# Kayelle's Shrimp Cakes



## Kayelle (Oct 14, 2018)

*Kayelle's Shrimp Cakes
*
' 8 Peppercorns .
  1 bay leaf
. 1 large lemon, cut into wedges
. 1 pound raw shrimp (cut into small pieces)

. 2 tablespoons butter
. 2 ribs celery, finely diced
. I medium-size yellow onion, finely diced
. 2 cloves garlic, minced

. I heaping tablespoon mayonnaise
. 2 teaspoons Dijon mustard
. 2 eggs .
2 teaspoons Lawry's Season All OR Old Bay Seasoning 
1 heaping cup Panko bread crumbs
. 1/2 cup of parsley, roughly chopped
. neutral oil for frying -

1. In a sauté pan bring about 2 cups of water to the boil and add the peppercorns, bay leaf and 1 section of the lemon to the water  boil for a few minutes and turn down the heat, to a bare simmer. Add the shrimp  to the poaching liquid and cook until the flesh has just begun to be opaque, not yet pink, aprox. 1 min.
Set the shrimp aside and discard the water. Return pan to the stove, over medium-high heat. Add the butter, and allow it to melt. When the butter foams, add the celery, onions and garlic, and saute, stirring often, until the vegetables soften and the onions turn translucent, then transfer it to a large bowl to cool.
2. In a small bowl, mix together the mayonnaise, mustard, eggs, salt, pepper and seasoning salt and parsley.

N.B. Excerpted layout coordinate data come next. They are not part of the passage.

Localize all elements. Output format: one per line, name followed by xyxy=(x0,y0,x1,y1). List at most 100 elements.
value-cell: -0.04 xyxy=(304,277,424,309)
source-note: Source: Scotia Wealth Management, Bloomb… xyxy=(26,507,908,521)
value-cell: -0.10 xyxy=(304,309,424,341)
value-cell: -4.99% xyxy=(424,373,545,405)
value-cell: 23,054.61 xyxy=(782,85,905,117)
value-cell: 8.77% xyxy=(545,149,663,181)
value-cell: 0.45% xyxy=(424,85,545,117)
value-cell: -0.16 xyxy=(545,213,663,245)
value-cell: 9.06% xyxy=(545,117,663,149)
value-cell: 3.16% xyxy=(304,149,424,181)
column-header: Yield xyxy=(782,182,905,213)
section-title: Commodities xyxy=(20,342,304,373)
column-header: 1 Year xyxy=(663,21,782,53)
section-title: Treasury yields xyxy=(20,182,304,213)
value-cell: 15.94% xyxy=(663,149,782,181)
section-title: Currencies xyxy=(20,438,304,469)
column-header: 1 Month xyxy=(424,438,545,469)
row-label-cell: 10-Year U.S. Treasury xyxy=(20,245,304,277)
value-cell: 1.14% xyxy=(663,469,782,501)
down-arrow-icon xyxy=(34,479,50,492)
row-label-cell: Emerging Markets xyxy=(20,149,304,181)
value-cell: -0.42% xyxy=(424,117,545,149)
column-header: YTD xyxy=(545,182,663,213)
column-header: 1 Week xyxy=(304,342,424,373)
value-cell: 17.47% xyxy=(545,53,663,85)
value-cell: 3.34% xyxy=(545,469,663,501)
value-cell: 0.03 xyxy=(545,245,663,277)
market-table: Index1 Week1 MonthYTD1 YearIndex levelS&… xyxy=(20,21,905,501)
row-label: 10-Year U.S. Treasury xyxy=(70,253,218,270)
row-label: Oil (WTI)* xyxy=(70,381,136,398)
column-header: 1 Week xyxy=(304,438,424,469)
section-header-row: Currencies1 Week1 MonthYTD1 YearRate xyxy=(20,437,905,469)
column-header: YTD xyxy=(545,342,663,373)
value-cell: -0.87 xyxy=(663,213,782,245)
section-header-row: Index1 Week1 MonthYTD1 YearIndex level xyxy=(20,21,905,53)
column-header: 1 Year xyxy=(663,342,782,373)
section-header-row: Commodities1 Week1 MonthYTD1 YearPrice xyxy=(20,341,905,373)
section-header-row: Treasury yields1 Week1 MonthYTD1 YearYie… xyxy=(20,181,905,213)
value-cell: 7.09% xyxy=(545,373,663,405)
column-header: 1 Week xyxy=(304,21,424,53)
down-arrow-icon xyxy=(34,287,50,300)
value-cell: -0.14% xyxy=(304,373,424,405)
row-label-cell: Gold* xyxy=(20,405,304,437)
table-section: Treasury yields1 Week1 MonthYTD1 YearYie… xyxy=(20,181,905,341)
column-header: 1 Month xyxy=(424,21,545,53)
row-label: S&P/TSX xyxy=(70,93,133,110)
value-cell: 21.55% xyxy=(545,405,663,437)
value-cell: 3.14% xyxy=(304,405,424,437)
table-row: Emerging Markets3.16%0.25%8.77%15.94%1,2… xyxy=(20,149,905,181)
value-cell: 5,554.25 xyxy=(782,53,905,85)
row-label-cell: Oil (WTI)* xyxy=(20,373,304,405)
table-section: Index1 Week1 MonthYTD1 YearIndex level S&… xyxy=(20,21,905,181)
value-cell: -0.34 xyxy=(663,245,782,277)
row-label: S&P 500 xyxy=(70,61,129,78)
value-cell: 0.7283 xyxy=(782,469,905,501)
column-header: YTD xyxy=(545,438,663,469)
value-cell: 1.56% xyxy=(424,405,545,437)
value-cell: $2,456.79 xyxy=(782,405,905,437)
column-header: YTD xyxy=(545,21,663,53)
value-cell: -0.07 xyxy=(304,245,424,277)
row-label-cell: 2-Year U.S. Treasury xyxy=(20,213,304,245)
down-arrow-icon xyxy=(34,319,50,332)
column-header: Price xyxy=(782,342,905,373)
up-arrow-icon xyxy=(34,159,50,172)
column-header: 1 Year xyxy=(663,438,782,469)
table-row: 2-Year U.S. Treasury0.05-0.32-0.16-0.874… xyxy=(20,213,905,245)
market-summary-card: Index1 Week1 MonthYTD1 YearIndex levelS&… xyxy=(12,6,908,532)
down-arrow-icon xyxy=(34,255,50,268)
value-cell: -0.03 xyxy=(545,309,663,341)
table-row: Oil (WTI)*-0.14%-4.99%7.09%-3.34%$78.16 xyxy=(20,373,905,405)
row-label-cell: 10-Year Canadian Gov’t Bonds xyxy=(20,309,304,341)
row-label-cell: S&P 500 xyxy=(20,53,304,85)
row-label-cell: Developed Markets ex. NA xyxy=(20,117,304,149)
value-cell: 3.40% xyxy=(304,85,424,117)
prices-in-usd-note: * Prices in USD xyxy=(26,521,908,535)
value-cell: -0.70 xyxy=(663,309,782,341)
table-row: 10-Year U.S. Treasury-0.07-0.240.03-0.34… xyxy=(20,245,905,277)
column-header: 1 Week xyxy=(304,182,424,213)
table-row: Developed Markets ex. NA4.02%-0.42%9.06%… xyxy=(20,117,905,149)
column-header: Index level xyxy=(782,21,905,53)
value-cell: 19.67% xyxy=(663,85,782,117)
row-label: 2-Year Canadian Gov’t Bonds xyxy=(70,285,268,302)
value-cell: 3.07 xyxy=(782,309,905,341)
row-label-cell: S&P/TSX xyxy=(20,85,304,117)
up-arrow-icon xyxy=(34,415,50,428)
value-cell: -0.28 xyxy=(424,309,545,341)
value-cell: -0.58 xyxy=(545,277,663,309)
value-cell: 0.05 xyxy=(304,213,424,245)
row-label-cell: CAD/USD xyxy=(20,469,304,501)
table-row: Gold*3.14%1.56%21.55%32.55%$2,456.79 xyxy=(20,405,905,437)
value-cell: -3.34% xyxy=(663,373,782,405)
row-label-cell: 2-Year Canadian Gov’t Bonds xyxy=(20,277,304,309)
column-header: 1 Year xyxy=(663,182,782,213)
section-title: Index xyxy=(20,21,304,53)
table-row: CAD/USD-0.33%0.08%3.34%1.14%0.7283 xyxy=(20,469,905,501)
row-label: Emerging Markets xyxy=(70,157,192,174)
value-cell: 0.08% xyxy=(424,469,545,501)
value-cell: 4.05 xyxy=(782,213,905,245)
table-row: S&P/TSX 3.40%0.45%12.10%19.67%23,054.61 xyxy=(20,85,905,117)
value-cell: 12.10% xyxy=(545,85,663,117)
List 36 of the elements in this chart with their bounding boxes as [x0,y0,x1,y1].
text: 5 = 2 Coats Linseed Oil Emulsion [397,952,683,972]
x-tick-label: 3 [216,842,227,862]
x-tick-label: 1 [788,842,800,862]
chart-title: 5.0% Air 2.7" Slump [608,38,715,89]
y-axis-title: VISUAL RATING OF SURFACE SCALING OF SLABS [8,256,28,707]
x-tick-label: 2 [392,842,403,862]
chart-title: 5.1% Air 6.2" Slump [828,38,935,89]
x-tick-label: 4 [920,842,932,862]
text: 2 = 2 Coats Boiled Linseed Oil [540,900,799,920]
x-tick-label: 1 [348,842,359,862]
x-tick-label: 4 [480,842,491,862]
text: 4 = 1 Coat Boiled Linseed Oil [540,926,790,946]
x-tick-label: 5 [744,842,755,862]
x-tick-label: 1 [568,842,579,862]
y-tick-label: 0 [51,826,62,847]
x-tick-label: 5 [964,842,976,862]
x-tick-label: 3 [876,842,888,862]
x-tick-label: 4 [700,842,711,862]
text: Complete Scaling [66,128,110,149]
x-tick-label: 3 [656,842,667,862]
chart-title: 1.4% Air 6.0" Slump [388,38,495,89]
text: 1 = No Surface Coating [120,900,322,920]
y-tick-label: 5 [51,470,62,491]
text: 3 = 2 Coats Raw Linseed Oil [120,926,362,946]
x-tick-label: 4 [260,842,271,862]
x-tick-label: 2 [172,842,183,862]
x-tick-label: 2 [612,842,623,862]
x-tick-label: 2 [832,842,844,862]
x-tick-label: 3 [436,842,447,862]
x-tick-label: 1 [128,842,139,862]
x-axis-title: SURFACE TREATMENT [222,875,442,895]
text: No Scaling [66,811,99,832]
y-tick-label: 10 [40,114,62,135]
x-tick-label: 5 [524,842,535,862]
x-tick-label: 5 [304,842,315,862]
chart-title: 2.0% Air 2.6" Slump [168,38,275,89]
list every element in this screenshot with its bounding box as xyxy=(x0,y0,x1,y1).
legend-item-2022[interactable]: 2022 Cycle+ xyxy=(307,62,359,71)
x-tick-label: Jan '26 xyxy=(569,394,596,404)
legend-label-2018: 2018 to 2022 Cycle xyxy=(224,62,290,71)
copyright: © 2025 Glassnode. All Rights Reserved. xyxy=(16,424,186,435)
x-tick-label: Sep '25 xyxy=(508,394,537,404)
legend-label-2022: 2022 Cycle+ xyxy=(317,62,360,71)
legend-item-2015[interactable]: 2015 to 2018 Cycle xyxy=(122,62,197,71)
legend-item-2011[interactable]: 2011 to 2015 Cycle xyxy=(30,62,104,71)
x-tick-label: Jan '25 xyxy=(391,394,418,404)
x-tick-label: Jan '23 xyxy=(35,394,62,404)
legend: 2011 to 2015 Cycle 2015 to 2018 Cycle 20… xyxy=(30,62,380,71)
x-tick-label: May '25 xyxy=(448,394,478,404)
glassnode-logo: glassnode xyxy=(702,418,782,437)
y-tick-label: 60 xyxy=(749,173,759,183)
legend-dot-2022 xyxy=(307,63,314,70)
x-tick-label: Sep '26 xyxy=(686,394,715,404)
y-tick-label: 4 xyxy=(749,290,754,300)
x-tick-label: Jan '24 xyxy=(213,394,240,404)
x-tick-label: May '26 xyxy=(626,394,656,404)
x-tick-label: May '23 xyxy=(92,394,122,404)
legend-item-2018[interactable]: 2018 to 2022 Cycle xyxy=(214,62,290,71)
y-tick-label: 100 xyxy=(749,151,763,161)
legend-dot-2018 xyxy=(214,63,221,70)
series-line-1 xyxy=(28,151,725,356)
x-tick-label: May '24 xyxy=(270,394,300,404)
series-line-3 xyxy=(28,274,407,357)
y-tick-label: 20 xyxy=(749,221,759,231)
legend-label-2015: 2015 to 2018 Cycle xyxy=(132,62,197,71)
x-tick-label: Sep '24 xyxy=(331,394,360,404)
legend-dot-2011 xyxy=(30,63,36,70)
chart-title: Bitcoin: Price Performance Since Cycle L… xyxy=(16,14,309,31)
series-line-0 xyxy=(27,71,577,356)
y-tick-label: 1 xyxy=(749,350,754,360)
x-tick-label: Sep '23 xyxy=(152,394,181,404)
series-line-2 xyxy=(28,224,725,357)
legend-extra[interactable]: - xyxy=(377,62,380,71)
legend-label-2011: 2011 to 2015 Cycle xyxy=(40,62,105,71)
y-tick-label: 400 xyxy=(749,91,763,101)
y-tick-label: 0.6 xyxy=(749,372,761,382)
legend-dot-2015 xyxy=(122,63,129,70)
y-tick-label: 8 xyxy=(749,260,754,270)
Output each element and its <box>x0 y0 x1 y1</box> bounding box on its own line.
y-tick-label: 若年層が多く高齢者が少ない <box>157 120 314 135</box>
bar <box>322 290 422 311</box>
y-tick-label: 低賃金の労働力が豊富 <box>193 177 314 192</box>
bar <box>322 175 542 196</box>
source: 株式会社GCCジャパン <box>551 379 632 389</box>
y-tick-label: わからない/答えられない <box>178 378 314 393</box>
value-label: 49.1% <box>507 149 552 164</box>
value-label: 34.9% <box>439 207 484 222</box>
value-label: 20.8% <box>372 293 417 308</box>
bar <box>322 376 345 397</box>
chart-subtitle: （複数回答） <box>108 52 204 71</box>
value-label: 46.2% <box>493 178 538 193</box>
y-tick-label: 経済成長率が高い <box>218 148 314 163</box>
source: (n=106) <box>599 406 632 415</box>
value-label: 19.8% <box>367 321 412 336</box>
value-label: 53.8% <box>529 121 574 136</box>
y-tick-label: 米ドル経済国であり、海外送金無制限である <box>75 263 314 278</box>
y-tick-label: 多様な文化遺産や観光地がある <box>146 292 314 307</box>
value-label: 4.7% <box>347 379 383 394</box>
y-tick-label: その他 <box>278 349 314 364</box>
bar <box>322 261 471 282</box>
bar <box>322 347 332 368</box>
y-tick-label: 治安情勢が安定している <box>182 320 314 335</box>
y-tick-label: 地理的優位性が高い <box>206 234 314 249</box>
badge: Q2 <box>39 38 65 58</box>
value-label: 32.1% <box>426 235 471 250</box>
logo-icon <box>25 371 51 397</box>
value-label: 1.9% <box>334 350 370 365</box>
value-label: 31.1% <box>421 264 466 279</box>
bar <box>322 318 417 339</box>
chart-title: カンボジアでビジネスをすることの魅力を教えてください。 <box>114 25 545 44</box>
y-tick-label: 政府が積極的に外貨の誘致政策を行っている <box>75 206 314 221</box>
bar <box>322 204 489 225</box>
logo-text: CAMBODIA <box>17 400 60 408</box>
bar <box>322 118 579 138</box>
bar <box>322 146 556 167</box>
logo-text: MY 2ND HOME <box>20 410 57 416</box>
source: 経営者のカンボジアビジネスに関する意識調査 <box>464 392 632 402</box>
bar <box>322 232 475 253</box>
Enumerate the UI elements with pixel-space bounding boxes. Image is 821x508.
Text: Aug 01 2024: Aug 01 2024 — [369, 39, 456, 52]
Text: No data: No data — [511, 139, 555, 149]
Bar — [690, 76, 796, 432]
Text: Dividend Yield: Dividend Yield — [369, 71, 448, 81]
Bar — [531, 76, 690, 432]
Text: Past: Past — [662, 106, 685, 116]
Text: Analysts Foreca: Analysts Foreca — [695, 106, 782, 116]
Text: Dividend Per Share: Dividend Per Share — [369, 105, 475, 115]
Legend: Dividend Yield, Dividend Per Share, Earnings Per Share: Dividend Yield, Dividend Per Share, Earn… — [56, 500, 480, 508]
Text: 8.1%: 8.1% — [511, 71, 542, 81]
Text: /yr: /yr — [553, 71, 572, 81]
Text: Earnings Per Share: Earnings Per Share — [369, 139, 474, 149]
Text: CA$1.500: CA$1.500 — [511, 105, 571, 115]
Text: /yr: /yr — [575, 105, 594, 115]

Add this mixture to the vegetable bowl, pour the bread crumbs over and stir to combine. Add the poached reserved shrimp and combine all.
3. Gather into 4 to 6 balls, and form into large thick patties on a sheet pan, cover loosely with plastic wrap and transfer them to the refrigerator for at least 30 minutes to set, or the freezer for 15 minutes.
4. Set a griddle or large skillet over high heat, and add 1/2" of the neutral oil. When the oil is shimmering, remove the shrimp cakes from the refrigerator, and carefully saute the patties over med. heat until they are golden brown, approximately 4 to 5 minutes per side.
  Serve with remaining lemon wedges.
  They would be extra elegant with a Hollandaise sauce, but it’s certainly not necessary.


----------



## Kayelle (Oct 14, 2018)

Dinner is served..


----------



## buckytom (Oct 15, 2018)

Ooh, ooh, this is one I'm going to recomment to my wife.

She's been buying bags of good quality frozen shrimp of late for a song ($5/lb for 20-25s) and has been looking for a new way to make them outside of Ajillo, Fra Diavolo, and ol' Old Bay.

Thanks, K-L.


----------



## salt and pepper (Oct 15, 2018)

Kayelle, all I can say is "Sweet". I have 10 lbs of Red shrimp in the freezer and I think I know what to do with some of them! Thanks...


----------



## Kayelle (Oct 15, 2018)

Thanks guys, the cakes really are delicious.
Raw frozen shrimp have been a bargain here as well and Souschef doesn't mind cleaning them with his handy dandy shrimp tool.


----------